Quando falamos em identidade, nos referimos a características que especificam algo ou alguém. A identidade, no entanto, não é estática. Ao contrário, ela está em permanente elaboração, num contexto social de interação de indivíduos e grupos, implicando reconhecimento recíproco.

E isso se dá com a escola. A identidade dela vai sendo arquitetada no meio de que ela faz parte, com todos os segmentos que a compõem, levando-se em conta necessidades, crenças e valores. É uma identidade que se afirma na articulação com as outras instituições sociais - a família, a comunidade, a Igreja, as associações, as empresas - e que se configura no cumprimento da tarefa de socializar de modo sistemático a cultura e de colaborar na construção da cidadania democrática. A maneira de cumprir essa missão muda - e isso significa que a escola leva em consideração as transformações da sociedade de que faz parte e as várias contradições que desafiam os educadores que nela trabalham, especialmente os gestores.

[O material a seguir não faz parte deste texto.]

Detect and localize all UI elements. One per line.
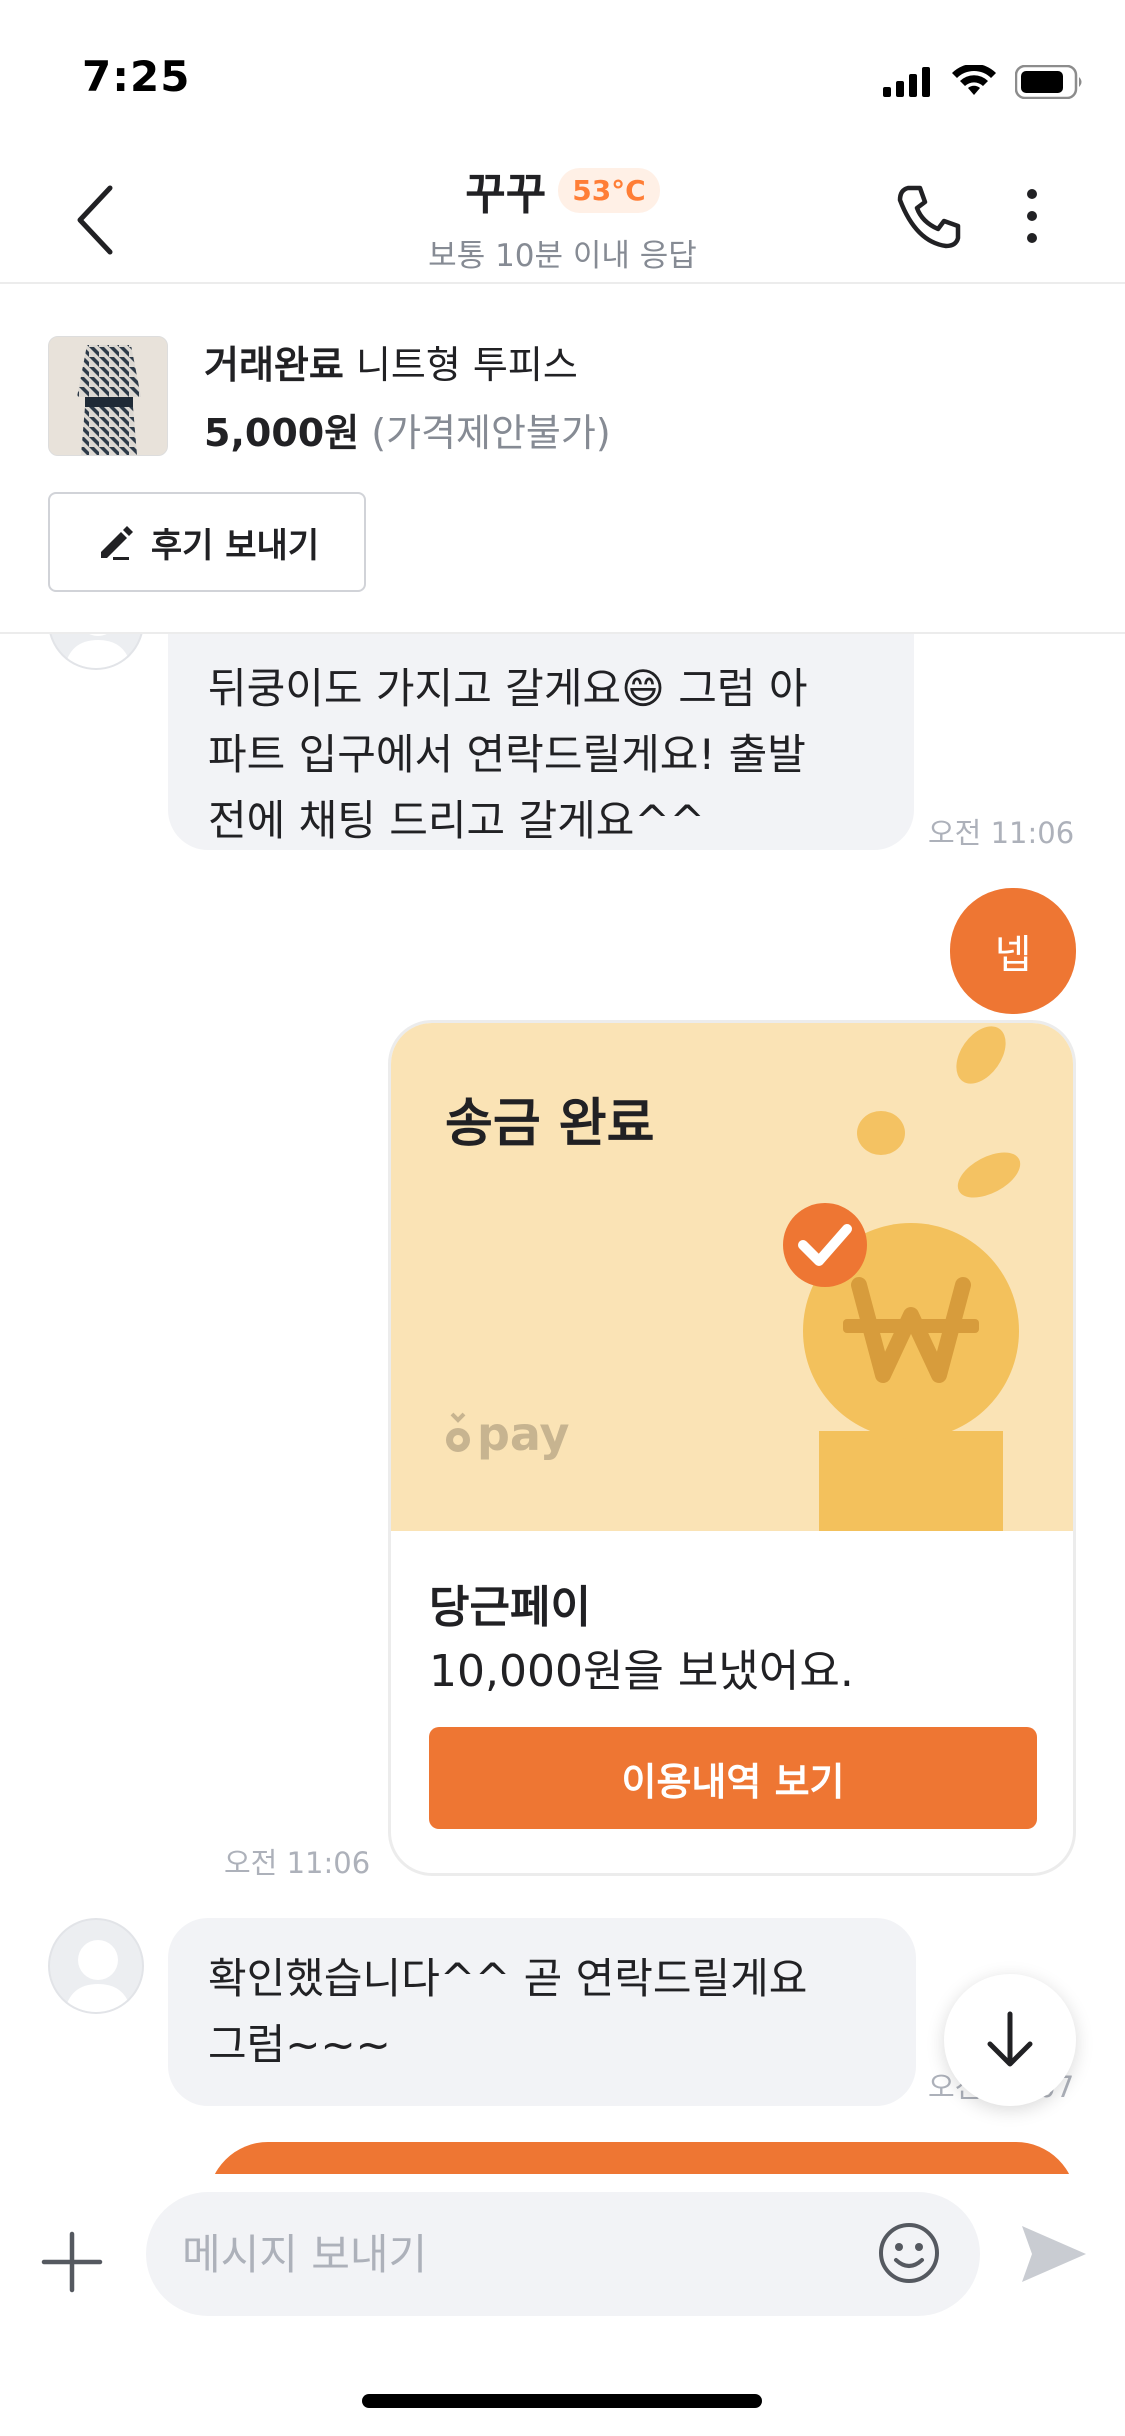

O que se requer da escola é que, na mudança, permaneça nela um espaço para a criação de um mundo sem cátedras, sem privilégios e sem medo. E que, sobretudo, ela seja o lugar em que se realize uma pedagogia baseada na solidariedade. Para isso, é necessária uma atitude verdadeiramente crítica de seus gestores, um olhar profundo e abrangente, para ver o que deve permanecer e o que precisa ser modificado. Sem esquecer a coragem para realizar as transformações necessárias. As experiências bem sucedidas - e elas têm sido muitas! - mostram a possibilidade de empenho coletivo na construção da escola que queremos e à qual temos pleno direito.

Terezinha Azerêdo Rios

É professora do programa de pós-graduação em Educação da Universidade 9 de Julho.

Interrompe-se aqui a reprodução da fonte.